В комнате пока ещё остаются она и он, их оставляют одних: отработавшую своё основную пару. Что ж заработали они честным трудом? Привычную безжизненную позу, и это всё. Они одни стоят на коленях перед опустившим их туда повествователем, но он не протягивает над их головами венец. Они не говорят ни да, ни нет, но и он ни о чём не спрашивает. О чём бы это? Всё сказано, и всё сказано напрасно. В эпилогах нет нужды, а если есть - то он уже появился из молчания, прошёл перед нами, и ушёл, давно рассыпался в прах, как рассыпается всё. И вот, они молча стоят, упираясь коленями в прах, в пигментные пятна на полу и своё молчание, погрузив колени в свои рабочие пот и кровь, и в молчание всех. Головы их опущены.
О чём же думают они?
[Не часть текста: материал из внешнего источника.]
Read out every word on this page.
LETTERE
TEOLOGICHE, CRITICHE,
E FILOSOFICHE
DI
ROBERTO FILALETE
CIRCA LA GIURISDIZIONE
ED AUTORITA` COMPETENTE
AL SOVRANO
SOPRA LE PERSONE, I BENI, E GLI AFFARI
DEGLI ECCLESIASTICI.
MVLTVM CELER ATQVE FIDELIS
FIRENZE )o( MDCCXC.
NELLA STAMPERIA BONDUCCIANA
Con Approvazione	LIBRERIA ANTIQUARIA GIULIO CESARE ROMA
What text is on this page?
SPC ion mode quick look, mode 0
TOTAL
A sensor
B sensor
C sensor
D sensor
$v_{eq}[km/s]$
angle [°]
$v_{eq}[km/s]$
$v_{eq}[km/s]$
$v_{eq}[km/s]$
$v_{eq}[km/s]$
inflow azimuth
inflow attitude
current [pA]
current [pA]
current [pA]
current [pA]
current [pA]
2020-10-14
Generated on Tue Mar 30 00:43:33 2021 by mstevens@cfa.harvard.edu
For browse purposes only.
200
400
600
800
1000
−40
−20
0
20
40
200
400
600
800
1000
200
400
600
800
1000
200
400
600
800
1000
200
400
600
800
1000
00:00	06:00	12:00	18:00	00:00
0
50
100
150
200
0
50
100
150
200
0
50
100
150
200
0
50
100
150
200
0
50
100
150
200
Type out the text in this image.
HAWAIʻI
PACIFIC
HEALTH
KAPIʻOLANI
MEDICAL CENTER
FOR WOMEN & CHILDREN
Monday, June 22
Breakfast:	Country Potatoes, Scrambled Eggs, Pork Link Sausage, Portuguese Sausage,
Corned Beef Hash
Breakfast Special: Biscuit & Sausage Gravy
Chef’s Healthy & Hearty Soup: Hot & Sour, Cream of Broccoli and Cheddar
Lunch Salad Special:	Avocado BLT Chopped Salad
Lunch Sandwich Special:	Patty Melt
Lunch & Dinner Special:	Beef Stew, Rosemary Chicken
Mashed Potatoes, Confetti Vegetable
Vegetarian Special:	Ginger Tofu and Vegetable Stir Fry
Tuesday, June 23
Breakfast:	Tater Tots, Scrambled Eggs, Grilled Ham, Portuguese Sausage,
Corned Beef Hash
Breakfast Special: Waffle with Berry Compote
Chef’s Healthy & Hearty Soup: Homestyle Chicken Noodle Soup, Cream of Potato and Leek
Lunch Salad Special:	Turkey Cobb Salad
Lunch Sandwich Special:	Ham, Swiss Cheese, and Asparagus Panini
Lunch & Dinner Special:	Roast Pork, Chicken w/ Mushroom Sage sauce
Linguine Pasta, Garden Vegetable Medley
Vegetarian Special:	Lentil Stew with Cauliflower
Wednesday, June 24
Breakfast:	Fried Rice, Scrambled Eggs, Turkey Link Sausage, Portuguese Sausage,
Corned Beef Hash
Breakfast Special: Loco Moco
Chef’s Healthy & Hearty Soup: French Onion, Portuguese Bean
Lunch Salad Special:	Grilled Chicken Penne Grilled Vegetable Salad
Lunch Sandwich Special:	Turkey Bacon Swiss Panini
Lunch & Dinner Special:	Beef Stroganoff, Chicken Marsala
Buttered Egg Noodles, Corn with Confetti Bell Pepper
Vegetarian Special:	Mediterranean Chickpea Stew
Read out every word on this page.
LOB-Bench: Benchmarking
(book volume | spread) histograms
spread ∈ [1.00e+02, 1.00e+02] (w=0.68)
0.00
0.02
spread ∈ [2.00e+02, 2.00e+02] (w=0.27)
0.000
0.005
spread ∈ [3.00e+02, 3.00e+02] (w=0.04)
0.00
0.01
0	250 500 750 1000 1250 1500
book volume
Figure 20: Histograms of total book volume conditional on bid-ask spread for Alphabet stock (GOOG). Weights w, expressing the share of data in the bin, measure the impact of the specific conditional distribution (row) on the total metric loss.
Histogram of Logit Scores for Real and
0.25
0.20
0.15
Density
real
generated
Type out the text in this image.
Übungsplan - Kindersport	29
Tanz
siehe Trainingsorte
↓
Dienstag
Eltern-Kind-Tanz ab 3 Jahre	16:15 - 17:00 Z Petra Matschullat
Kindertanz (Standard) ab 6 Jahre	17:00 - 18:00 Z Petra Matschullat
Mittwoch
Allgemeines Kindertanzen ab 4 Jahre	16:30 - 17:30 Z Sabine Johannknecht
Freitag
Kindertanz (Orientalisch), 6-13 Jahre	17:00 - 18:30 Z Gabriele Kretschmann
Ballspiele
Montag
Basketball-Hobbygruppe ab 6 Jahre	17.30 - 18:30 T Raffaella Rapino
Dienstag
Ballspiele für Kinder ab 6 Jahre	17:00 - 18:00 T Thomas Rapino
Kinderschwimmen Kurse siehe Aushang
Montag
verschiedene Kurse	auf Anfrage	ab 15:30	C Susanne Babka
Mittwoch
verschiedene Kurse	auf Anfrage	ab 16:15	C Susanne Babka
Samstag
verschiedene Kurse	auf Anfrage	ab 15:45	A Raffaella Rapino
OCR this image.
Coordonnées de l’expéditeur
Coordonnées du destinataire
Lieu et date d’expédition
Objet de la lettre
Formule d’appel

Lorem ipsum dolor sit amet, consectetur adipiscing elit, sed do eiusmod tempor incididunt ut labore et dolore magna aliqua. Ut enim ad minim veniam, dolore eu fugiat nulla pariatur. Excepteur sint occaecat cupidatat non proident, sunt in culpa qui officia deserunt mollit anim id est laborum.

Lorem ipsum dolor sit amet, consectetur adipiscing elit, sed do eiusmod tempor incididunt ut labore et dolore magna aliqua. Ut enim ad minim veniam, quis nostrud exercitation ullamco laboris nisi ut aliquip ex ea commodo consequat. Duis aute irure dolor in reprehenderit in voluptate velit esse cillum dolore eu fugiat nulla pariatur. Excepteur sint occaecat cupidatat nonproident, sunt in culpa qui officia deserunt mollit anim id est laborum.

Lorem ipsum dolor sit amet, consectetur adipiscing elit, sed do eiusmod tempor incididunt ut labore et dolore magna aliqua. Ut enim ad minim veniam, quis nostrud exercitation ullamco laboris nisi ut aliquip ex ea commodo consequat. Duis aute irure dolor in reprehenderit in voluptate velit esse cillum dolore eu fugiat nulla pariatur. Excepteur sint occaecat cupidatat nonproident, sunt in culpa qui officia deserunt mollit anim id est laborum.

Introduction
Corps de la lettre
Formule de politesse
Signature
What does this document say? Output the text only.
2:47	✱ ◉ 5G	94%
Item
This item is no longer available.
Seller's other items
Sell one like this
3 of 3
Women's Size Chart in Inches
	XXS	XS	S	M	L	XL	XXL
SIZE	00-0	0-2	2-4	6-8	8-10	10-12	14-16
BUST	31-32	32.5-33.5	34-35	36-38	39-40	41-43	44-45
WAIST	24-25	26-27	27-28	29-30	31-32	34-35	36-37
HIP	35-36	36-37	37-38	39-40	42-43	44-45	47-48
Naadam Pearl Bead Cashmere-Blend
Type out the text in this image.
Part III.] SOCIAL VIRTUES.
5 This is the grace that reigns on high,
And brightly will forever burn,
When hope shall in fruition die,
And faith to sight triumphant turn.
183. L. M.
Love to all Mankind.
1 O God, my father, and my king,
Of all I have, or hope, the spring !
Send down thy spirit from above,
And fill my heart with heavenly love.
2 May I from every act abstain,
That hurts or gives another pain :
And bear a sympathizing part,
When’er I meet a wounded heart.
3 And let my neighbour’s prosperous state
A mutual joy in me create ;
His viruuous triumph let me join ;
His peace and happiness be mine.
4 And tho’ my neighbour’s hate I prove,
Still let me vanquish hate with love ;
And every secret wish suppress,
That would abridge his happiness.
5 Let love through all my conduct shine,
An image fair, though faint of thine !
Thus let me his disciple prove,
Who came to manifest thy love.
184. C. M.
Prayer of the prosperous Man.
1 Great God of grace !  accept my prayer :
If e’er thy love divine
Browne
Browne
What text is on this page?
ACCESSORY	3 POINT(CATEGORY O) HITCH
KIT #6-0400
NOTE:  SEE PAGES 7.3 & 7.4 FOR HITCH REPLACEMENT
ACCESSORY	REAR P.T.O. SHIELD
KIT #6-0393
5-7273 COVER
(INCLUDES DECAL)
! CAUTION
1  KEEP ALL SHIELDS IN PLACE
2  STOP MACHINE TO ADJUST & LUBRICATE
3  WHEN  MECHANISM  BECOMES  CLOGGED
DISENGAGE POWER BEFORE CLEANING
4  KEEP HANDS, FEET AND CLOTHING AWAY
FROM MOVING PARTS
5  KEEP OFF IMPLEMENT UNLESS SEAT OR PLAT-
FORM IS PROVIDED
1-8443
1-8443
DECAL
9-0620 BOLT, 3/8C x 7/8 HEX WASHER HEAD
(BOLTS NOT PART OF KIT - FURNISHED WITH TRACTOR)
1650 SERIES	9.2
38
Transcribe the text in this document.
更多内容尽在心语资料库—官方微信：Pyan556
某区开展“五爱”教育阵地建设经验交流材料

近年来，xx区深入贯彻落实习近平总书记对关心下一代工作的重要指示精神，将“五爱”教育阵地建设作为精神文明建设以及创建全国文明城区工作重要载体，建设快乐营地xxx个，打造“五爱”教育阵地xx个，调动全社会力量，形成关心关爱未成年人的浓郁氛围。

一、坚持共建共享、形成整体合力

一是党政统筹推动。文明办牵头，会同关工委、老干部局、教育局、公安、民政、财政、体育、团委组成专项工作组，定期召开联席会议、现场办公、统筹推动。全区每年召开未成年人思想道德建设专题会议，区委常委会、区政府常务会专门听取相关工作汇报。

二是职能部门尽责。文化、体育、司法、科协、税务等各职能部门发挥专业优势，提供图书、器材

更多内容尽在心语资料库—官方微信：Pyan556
О том, что разорванным сердцем нельзя любить, хоть оно и соответственно такой задаче очень, очень слабо? Зачем бы это... К её лицу склоняется лицо, постаревшее, уставшее жить. Чьё же? Она и не пытается опознать его. Поредевшие волосы прилипают к его лбу. Чьи они? Она и не пытается вспомнить имя. Не узнавая, она бездумно глядит на это лицо. Начто бы ей думать, чтобы окончить размышления горьким знанием, что так же стара и устала, и так же близка к концу, как и он?
– За что это мне?
– всхлипывая, думает совсем о другом она. Или думает, что думает.
К кому взывает она из своей бездны? Кроме него и меня, тут никого. Но меня не опознать и по приближению, и имя моё пока не известно никому. Неизвестно также, есть ли нужда в этом имени, зачем его кому-нибудь знать, и начто оно мне самому. Ничьи глаза меня не видят и ничьи уши не слышат, искать меня некому, нащупать мою плоть негде, опознавать просто нечего. Ведь я всего-навсего дух, скромнейший из духов, бесплотное отрицание всего плотного, данного опознанию на утверждение. Я сам дающий, отринувший от себя всё опознаваемое, отдавший всё и оставшийся ни с чем: с самим собой, с никто. С никем не поговоришь, вот и я молчу, раз уж так обстоит это дело. Так что за меня и теперь, и в этот раз, как и всякий раз теперь - раз последний, приходится отвечать ему, моему повествователю. Как всегда, он это делает устами поставленного им на колени рядом с ней тела, глядя на неё чужими, его глазами:
– Глупый детёныш... А мне за что?
А всем? Призывая оттолкнём, и вот - вокруг совсем никого, один безответный никто. Но в его отвечаниях точно уж нет нужды: низачто, других ответов у никого нет.
Этот последний приём неотличим от своего содержания, оно пресуществилось в него во всей полноте: он и исполнен соответственно ему, и преисполнен тождества с ним. Ну что ж, все приёмы исчерпаны, и теперь - прости, бедная моя Эва, мой обедневший вконец, вычерпанный до конца приёмыш. Все отступились от тебя, отступлюсь и я. И я устал заботиться и думать о тебе. Думать дальше, чтобы никогда не покончить с размышлениями, чтобы так и не узнать, есть ли вообще ты, когда я не думаю о тебе?